The SPLC lays out examples of how it shared informant information
The indictment accuses the group of secretly promoting racist groups while publicly saying it was fighting them. For example, prosecutors said an SPLC-paid informant helped plan the 2017 white nationalist “Unite the Right” rally in Charlottesville, Virginia, and attended the rally at the direction of the SPLC.
But in its filings, the SPLC said it sent a 45-page “event alert” to the FBI in advance of the rally with information gathered from the informant program, including information about some attendees’ weapons.
In one 2019 case, the SPLC said a tip from its informant program helped thwart a planned attack in Las Vegas. The group said it shared information with law enforcement that led to the FBI's arrest of a man associated with Atomwaffen Division, a white supremacist group. A Justice Department news release from 2020 said the man discussed attacking a synagogue and a bar catering to LGBTQ customers. He was sentenced to two years in prison.
In another case, the SPLC said intel from the informant program was passed to law enforcement and led to the conviction of a man who lied about his ties to a white supremacist group while requesting national security clearance. The man, who was not identified in court documents, had been working at Philadelphia's Navy Yard in 2018 and was convicted and sentenced to prison following the tip, the group said.
Attorneys for the SPLC said they presented evidence to prosecutors at an April 6 meeting showing how information from the informant program was shared with law enforcement in that case.
Alongside its request for a retraction, the SPLC filed a motion asking for grand jury transcripts to make sure false statements weren't used to secure the indictment. It said mischaracterizations by the Justice Department “suggest that the grand jury was not merely misled by the government’s presentation of the law, but likely that it was actively weaponized to facilitate such charges.”
The government says the group was ‘manufacturing’ extremism
Prosecutors say the SPLC funneled more than $3 million in donated money to informants who were leaders in the KKK, the neo-Nazi National Alliance and other hate groups.
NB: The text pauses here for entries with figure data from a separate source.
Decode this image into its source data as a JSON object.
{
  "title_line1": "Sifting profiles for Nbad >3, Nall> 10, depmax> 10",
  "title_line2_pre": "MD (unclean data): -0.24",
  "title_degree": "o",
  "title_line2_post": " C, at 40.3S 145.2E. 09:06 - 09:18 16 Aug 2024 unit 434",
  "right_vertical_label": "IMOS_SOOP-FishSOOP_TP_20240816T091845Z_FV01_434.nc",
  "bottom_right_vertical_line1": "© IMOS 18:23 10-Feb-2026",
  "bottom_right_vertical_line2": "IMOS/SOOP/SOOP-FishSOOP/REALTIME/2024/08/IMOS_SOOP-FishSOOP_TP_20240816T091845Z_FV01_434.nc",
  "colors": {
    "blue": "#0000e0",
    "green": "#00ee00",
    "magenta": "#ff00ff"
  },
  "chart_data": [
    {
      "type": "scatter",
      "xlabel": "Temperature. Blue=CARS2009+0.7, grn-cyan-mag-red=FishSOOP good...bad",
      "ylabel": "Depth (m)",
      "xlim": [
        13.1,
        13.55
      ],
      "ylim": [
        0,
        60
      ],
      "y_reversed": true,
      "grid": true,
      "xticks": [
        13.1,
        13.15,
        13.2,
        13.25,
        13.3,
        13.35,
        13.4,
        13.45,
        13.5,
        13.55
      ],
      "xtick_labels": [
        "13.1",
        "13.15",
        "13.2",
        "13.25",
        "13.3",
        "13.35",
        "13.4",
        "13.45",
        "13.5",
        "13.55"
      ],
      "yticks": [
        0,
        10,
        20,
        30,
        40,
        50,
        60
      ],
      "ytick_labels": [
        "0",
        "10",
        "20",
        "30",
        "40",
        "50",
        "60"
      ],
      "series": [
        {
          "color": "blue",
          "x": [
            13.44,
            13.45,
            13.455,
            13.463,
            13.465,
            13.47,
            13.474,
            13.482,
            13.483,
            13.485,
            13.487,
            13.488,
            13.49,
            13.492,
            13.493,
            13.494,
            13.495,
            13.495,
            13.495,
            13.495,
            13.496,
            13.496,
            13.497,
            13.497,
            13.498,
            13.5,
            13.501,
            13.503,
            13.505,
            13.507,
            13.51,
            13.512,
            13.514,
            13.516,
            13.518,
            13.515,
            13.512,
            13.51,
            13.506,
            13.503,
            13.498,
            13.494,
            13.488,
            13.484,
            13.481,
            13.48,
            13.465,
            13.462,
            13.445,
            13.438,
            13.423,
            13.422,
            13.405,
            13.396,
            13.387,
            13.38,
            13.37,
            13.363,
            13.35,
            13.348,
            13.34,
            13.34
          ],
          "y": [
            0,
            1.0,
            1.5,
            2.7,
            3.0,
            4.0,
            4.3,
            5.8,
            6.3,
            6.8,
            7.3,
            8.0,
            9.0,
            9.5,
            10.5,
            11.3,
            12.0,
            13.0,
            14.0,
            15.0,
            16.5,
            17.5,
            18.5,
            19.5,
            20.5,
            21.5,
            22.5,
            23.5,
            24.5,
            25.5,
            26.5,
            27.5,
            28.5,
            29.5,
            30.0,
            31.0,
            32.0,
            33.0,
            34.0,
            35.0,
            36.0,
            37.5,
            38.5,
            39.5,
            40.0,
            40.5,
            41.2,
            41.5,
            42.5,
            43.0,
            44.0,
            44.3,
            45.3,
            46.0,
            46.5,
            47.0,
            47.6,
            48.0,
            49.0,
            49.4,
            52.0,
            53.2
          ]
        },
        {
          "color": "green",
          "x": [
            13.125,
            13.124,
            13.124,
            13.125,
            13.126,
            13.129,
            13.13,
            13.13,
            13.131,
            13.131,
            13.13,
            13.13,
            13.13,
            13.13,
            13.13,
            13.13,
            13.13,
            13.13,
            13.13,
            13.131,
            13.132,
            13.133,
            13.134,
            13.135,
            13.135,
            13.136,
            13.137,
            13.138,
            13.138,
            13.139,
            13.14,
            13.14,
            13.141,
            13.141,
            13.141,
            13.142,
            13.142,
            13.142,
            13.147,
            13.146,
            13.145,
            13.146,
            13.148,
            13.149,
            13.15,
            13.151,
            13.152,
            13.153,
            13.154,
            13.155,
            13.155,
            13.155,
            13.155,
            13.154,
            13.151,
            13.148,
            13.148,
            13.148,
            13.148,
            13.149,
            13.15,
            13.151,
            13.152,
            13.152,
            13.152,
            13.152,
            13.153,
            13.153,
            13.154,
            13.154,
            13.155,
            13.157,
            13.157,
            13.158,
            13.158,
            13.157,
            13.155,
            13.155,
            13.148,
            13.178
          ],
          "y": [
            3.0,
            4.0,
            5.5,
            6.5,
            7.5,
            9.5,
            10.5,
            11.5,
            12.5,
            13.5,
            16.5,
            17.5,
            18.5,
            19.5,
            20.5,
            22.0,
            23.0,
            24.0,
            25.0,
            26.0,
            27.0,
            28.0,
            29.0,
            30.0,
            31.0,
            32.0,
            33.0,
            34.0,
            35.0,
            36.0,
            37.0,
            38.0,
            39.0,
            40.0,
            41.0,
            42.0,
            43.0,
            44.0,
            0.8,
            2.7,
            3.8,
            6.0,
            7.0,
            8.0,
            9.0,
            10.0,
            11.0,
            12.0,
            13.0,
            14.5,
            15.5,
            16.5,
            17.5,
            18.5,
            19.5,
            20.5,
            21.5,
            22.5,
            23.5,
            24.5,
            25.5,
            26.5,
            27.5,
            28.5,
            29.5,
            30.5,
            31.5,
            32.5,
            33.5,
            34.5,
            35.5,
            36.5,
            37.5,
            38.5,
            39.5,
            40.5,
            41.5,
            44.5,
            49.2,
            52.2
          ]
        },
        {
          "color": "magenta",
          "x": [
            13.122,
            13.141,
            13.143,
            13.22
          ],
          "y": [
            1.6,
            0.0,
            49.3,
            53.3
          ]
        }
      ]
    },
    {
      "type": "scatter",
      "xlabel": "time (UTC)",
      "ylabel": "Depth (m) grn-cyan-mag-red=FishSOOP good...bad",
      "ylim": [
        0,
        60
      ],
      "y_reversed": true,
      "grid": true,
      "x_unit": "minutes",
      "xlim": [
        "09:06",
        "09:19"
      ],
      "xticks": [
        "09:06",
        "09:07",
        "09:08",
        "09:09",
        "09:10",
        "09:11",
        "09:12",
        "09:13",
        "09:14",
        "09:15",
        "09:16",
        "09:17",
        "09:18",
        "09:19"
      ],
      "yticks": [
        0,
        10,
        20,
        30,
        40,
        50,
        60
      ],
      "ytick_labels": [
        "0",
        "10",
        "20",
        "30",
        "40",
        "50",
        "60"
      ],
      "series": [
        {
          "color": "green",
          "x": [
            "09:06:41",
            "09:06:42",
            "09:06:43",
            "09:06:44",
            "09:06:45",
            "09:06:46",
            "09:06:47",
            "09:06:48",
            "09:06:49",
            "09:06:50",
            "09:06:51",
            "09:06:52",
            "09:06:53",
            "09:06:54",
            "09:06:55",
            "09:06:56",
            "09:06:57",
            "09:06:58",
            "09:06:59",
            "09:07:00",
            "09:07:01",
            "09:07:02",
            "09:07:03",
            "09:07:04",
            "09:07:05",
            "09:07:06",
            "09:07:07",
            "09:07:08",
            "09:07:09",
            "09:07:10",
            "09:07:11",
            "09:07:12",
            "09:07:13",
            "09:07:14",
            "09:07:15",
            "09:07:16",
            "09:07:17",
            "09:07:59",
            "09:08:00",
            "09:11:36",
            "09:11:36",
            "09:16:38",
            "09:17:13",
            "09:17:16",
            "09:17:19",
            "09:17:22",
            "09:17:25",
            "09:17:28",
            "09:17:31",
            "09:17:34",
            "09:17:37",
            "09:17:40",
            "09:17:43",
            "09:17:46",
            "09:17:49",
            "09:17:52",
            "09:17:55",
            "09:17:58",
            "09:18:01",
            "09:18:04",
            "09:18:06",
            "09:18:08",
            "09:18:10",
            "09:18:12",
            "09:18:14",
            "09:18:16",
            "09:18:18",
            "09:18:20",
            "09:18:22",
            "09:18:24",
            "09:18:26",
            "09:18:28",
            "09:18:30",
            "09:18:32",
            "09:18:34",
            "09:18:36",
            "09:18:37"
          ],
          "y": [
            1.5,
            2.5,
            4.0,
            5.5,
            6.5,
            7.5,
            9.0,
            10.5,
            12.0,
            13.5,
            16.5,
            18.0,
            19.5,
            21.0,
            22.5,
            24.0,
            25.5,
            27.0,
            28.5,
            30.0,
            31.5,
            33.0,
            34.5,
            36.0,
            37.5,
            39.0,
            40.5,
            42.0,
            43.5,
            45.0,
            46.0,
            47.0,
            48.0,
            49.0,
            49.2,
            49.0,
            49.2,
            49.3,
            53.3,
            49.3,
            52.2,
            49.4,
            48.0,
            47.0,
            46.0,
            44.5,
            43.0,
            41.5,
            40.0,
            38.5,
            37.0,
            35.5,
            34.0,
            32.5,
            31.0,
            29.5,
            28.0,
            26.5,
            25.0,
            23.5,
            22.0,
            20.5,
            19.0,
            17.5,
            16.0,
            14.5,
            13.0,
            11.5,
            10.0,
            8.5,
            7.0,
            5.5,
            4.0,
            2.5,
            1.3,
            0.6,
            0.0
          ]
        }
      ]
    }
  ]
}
The center is charged with defrauding donors and making false statements to create bank accounts that were used to relay money to informants.
Blanche said at a press conference that the group was “manufacturing the extremism it purports to oppose by paying sources to stoke racial hatred.” Justice Department officials have said these are the first charges in an ongoing investigation.
The center came under fresh scrutiny after the assassination last year of conservative activist Charlie Kirk, who founded and led Turning Point USA. The SPLC had characterized Kirk's group as “A Case Study of the Hard Right in 2024” in a report titled “The Year in Hate and Extremism 2024.”
In a statement on Tuesday, Bryan Fair, interim president and CEO of SPLC, said information shared with the FBI has saved lives.
“When threats and other unlawful activity were revealed, the SPLC immediately passed that information to law enforcement officials, local, state and federal and assisted in efforts to prevent violence and stop criminal activity,” Fair said.